Anthropocene Islands
Title | Anthropocene Islands PDF eBook |
Author | Jonathan Pugh |
Publisher | University of Westminster Press |
Pages | 261 |
Release | 2021-06-09 |
Genre | Social Science |
ISBN | 1914386019 |
'A must read … a new analytical agenda for the Anthropocene, coherently drawing out the power of thinking with islands.' – Elena Burgos Martinez, Leiden University ‘This is an essential book. [The] analytics they propose … offer both a critical agenda for island studies and compass points through which to navigate the haunting past, troubling present, and precarious future.’ – Craig Santos Perez, University of Hawai’i, Manoa ‘All academic books should be like this: hard to put down.
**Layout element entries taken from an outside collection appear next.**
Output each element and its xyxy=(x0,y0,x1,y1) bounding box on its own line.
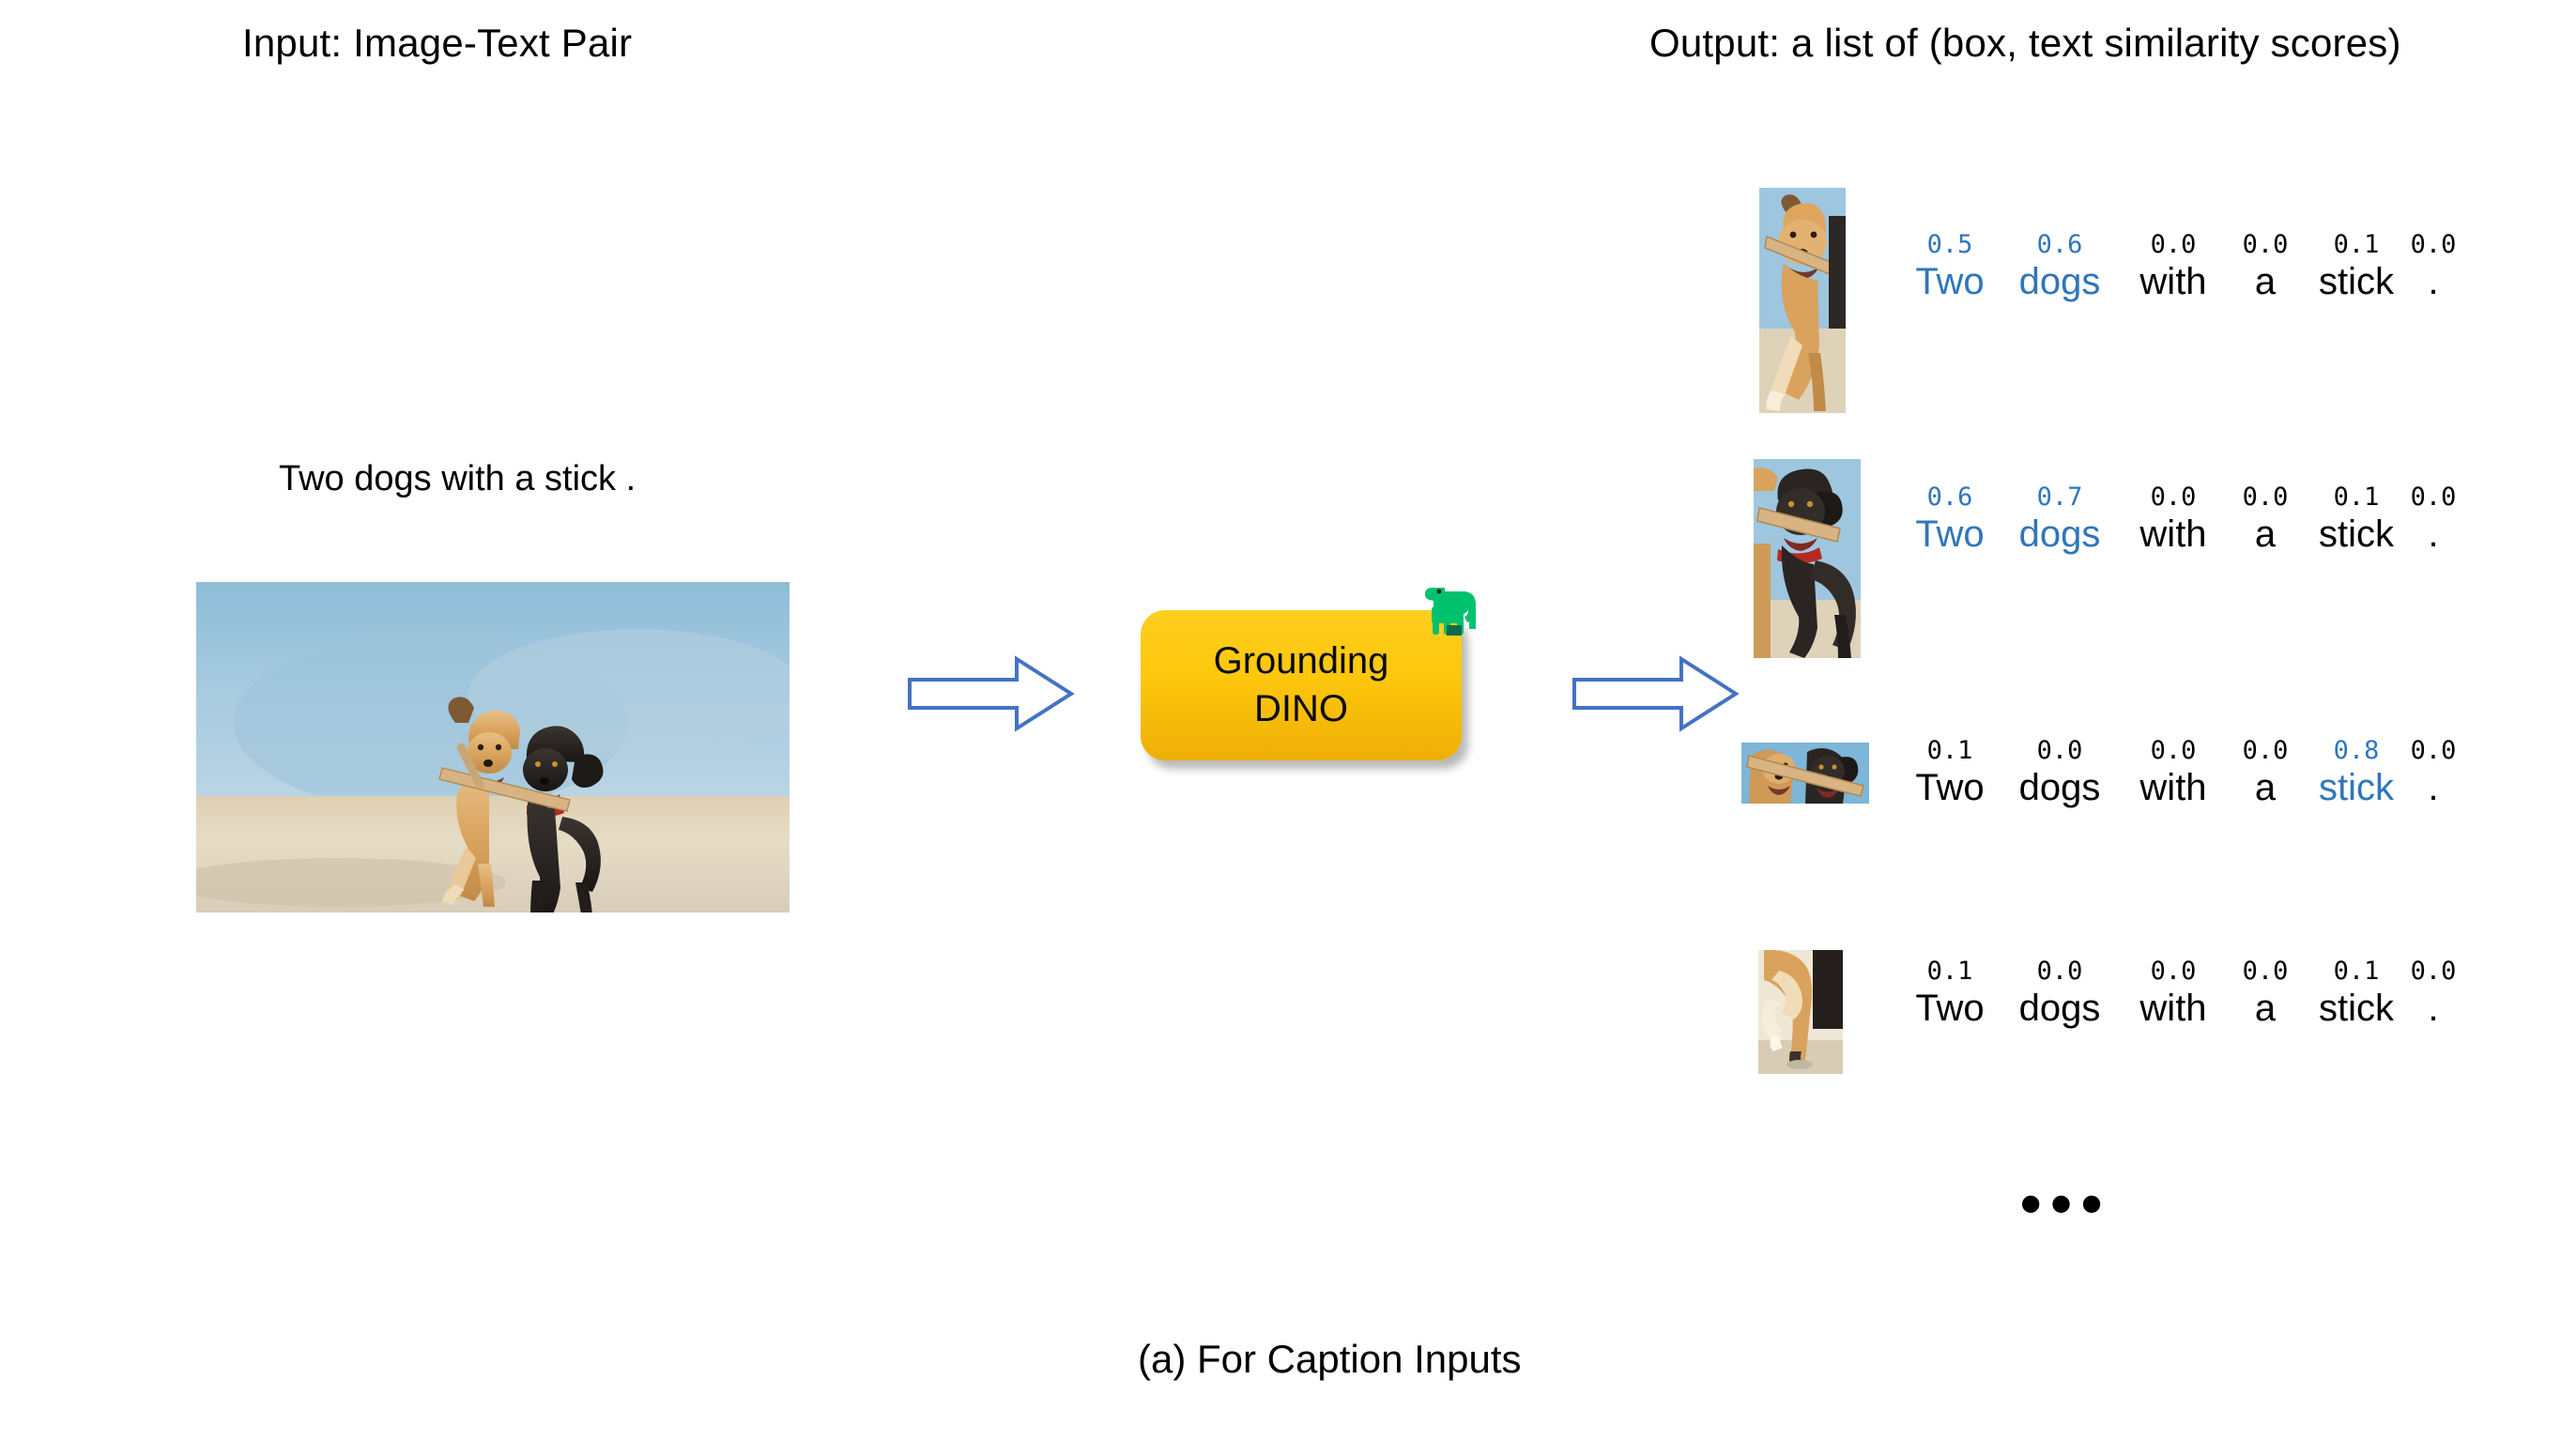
token-line-0: Two dogs with a stick . xyxy=(1900,261,2458,303)
token-line-1: Two dogs with a stick . xyxy=(1900,514,2458,556)
token-cell: with xyxy=(2120,514,2227,556)
score-cell: 0.6 xyxy=(1900,483,2000,512)
token-cell: stick xyxy=(2304,767,2409,809)
token-line-2: Two dogs with a stick . xyxy=(1900,767,2458,809)
score-cell: 0.0 xyxy=(2120,483,2227,512)
token-cell: stick xyxy=(2304,261,2409,303)
dogs-on-beach-illustration xyxy=(196,582,790,912)
dinosaur-icon xyxy=(1416,578,1478,636)
arrow-model-to-output-icon xyxy=(1571,652,1740,736)
output-box-thumbnail-2 xyxy=(1741,743,1869,804)
token-cell: Two xyxy=(1900,514,2000,556)
score-cell: 0.0 xyxy=(2120,230,2227,259)
token-cell: stick xyxy=(2304,988,2409,1030)
score-cell: 0.0 xyxy=(2409,230,2458,259)
score-line-2: 0.1 0.0 0.0 0.0 0.8 0.0 xyxy=(1900,736,2458,765)
output-row-1: 0.6 0.7 0.0 0.0 0.1 0.0 Two dogs with a … xyxy=(1900,483,2458,556)
token-cell: dogs xyxy=(2000,767,2120,809)
score-cell: 0.7 xyxy=(2000,483,2120,512)
score-line-1: 0.6 0.7 0.0 0.0 0.1 0.0 xyxy=(1900,483,2458,512)
token-cell: with xyxy=(2120,261,2227,303)
token-cell: dogs xyxy=(2000,988,2120,1030)
score-cell: 0.1 xyxy=(1900,736,2000,765)
token-cell: with xyxy=(2120,988,2227,1030)
figure-caption: (a) For Caption Inputs xyxy=(1138,1337,1522,1382)
score-cell: 0.0 xyxy=(2227,230,2304,259)
input-caption-text: Two dogs with a stick . xyxy=(279,459,636,499)
arrow-input-to-model-icon xyxy=(906,652,1075,736)
token-cell: dogs xyxy=(2000,514,2120,556)
output-box-thumbnail-0 xyxy=(1759,188,1846,413)
score-cell: 0.0 xyxy=(2120,957,2227,986)
score-cell: 0.0 xyxy=(2000,736,2120,765)
token-cell: stick xyxy=(2304,514,2409,556)
score-cell: 0.6 xyxy=(2000,230,2120,259)
score-cell: 0.0 xyxy=(2409,736,2458,765)
token-cell: . xyxy=(2409,767,2458,809)
score-cell: 0.0 xyxy=(2000,957,2120,986)
output-row-3: 0.1 0.0 0.0 0.0 0.1 0.0 Two dogs with a … xyxy=(1900,957,2458,1030)
score-cell: 0.1 xyxy=(2304,483,2409,512)
output-row-0: 0.5 0.6 0.0 0.0 0.1 0.0 Two dogs with a … xyxy=(1900,230,2458,303)
token-cell: Two xyxy=(1900,988,2000,1030)
input-image xyxy=(196,582,790,912)
model-name-line-2: DINO xyxy=(1254,685,1348,733)
score-cell: 0.0 xyxy=(2227,957,2304,986)
score-cell: 0.0 xyxy=(2409,483,2458,512)
token-line-3: Two dogs with a stick . xyxy=(1900,988,2458,1030)
score-cell: 0.8 xyxy=(2304,736,2409,765)
output-box-thumbnail-1 xyxy=(1754,459,1861,658)
token-cell: dogs xyxy=(2000,261,2120,303)
token-cell: a xyxy=(2227,261,2304,303)
score-line-0: 0.5 0.6 0.0 0.0 0.1 0.0 xyxy=(1900,230,2458,259)
score-cell: 0.0 xyxy=(2120,736,2227,765)
score-cell: 0.1 xyxy=(2304,957,2409,986)
grounding-dino-model-box: Grounding DINO xyxy=(1141,610,1462,760)
token-cell: a xyxy=(2227,514,2304,556)
token-cell: with xyxy=(2120,767,2227,809)
output-row-2: 0.1 0.0 0.0 0.0 0.8 0.0 Two dogs with a … xyxy=(1900,736,2458,809)
score-cell: 0.1 xyxy=(1900,957,2000,986)
input-column-title: Input: Image-Text Pair xyxy=(242,21,632,66)
model-name-line-1: Grounding xyxy=(1214,637,1389,685)
token-cell: Two xyxy=(1900,261,2000,303)
token-cell: . xyxy=(2409,988,2458,1030)
score-cell: 0.0 xyxy=(2227,736,2304,765)
token-cell: a xyxy=(2227,988,2304,1030)
score-line-3: 0.1 0.0 0.0 0.0 0.1 0.0 xyxy=(1900,957,2458,986)
score-cell: 0.0 xyxy=(2227,483,2304,512)
score-cell: 0.5 xyxy=(1900,230,2000,259)
score-cell: 0.1 xyxy=(2304,230,2409,259)
token-cell: . xyxy=(2409,514,2458,556)
output-ellipsis: ••• xyxy=(2020,1173,2111,1234)
token-cell: a xyxy=(2227,767,2304,809)
token-cell: Two xyxy=(1900,767,2000,809)
token-cell: . xyxy=(2409,261,2458,303)
score-cell: 0.0 xyxy=(2409,957,2458,986)
output-box-thumbnail-3 xyxy=(1758,950,1843,1074)
output-column-title: Output: a list of (box, text similarity … xyxy=(1649,21,2401,66)
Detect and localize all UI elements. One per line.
Informative, careful, sometimes devasting, yet absolutely necessary - if you read one book about the Anthropocene let it be this. You will never think of islands in the same way again.’ – Kimberley Peters, University of Oldenburg ‘ … a unique journey into the Anthropocene. Critical, generous and compelling’. — Nigel Clark, Lancaster University The island has become a key figure of the Anthropocene – an epoch in which human entanglements with nature come increasingly to the fore. For a long time, islands were romanticised or marginalised, seen as lacking modernity’s capacities for progress, vulnerable to the effects of catastrophic climate change and the afterlives of empire and coloniality. Today, however, the island is increasingly important for both policy-oriented and critical imaginaries that seek, more positively, to draw upon the island’s liminal and disruptive capacities, especially the relational entanglements and sensitivities its peoples and modes of life are said to exhibit. Anthropocene Islands: Entangled Worlds explores the significant and widespread shift to working with islands for the generation of new or alternative approaches to knowledge, critique and policy practices. It explains how contemporary Anthropocene thinking takes a particular interest in islands as ‘entangled worlds’, which break down the human/nature divide of modernity and enable the generation of new or alternative approaches to ways of being (ontology) and knowing (epistemology). The book draws out core analytics which have risen to prominence (Resilience, Patchworks, Correlation and Storiation) as contemporary policy makers, scholars, critical theorists, artists, poets and activists work with islands to move beyond the constraints of modern approaches. In doing so, it argues that engaging with islands has become increasingly important for the generation of some of the core frameworks of contemporary thinking and concludes with a new critical agenda for the Anthropocene.